Pros: Completely sucked me in
Rating: 5 out of 5
Diane Les Becquets’s Breaking Wild is about two very different women, Amy Raye and Pru, on opposite sides of a search and rescue operation. Amy goes out elk hunting alone and vanishes. Pru is the park ranger who, with her trained search-and-rescue dog Kona, does absolutely everything she can and then some to find Amy and find out what happened to her. As pieces of Amy’s past come to light, there’s speculation of suicide or homicide–but not enough proof to be sure.
There are two entwined narratives going on here. Pru (who tells us her story in the first person) is part of the ongoing search for first Amy Raye, then her (presumed) body. Or what’s likely to be left of it considering the mountain lions in the area. Amy Raye’s story (told in the third person) lags a bit behind, so we get the searchers’ ideas, assumptions, and conclusions before we find out what’s actually been happening. I liked the switch from third to first and back, because it made it incredibly easy to know exactly who the narration followed at any given time.

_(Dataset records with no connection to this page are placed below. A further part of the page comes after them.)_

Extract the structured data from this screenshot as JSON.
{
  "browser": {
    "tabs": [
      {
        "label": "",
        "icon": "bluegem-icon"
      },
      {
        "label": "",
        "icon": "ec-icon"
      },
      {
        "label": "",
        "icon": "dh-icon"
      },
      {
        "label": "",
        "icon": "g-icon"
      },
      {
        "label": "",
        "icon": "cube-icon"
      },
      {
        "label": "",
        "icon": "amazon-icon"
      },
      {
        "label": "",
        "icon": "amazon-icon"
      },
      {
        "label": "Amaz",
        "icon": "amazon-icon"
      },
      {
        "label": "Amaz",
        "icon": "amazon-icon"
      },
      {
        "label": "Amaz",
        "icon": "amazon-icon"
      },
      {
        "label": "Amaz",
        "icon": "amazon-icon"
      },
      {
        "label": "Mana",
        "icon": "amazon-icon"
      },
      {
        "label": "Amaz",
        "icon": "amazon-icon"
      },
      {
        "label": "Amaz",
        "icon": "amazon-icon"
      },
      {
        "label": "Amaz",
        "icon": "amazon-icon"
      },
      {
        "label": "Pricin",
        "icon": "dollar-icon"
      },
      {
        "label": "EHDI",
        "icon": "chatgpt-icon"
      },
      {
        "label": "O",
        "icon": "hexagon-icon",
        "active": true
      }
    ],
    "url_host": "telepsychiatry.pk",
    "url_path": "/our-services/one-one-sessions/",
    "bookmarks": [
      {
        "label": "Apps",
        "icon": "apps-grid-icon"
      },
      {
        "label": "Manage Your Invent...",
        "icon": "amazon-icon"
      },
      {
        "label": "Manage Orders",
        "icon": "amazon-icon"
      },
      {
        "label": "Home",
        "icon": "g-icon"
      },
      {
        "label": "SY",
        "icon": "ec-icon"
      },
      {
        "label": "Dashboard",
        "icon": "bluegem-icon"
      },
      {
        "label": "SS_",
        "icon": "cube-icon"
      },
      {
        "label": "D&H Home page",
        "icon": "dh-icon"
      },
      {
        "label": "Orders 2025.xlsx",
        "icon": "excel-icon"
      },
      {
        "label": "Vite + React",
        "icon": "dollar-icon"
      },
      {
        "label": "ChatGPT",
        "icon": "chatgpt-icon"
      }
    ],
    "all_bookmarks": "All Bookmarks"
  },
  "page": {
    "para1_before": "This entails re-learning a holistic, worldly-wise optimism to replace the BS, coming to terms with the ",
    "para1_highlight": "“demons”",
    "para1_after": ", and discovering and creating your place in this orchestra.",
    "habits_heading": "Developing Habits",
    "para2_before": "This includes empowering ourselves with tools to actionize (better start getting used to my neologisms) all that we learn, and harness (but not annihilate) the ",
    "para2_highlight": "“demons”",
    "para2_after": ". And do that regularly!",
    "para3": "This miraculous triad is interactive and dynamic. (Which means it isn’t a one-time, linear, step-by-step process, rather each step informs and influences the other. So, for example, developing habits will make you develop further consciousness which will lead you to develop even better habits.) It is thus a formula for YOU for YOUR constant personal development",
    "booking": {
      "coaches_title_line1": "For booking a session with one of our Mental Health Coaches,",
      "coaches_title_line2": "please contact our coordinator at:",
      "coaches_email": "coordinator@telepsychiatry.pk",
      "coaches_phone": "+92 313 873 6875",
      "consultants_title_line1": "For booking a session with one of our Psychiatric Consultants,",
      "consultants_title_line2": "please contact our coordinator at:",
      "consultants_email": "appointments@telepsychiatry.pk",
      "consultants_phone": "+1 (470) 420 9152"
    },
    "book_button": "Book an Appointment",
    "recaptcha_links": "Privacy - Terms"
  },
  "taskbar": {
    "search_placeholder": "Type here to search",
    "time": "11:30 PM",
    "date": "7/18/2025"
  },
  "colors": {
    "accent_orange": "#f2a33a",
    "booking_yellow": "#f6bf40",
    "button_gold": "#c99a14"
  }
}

The lag was just enough to spool out uncertainty and suspense and then deliver on that suspense.
This is a slower, more thoughtful story than my usual preferences. Pru and Amy Raye have both led lives with complications, and we learn so much about the two of them as they go. Amy Raye fairly quickly shows that she’s such a narcissist that she can’t even understand most people’s emotions. Being lost in the wilderness quickly strips all of that away. Amy Raye has no choice but to live in her own head and examine her own life and actions. But ultimately, will it have any real effect on her gaping flaws? And will she die before we even get a chance to find out?
When I think back to the story I remember it as being slow and introspective. Though where that would normally not thrill me, I loved it in this tale. The two women’s stories kept me enthralled. The ending made me tear up. I often say that if a book doesn’t make me so excited that I babble about it to my husband then it isn’t worth a score of 5 out of 5. This volume achieved that early on, and earned that 5 out of 5.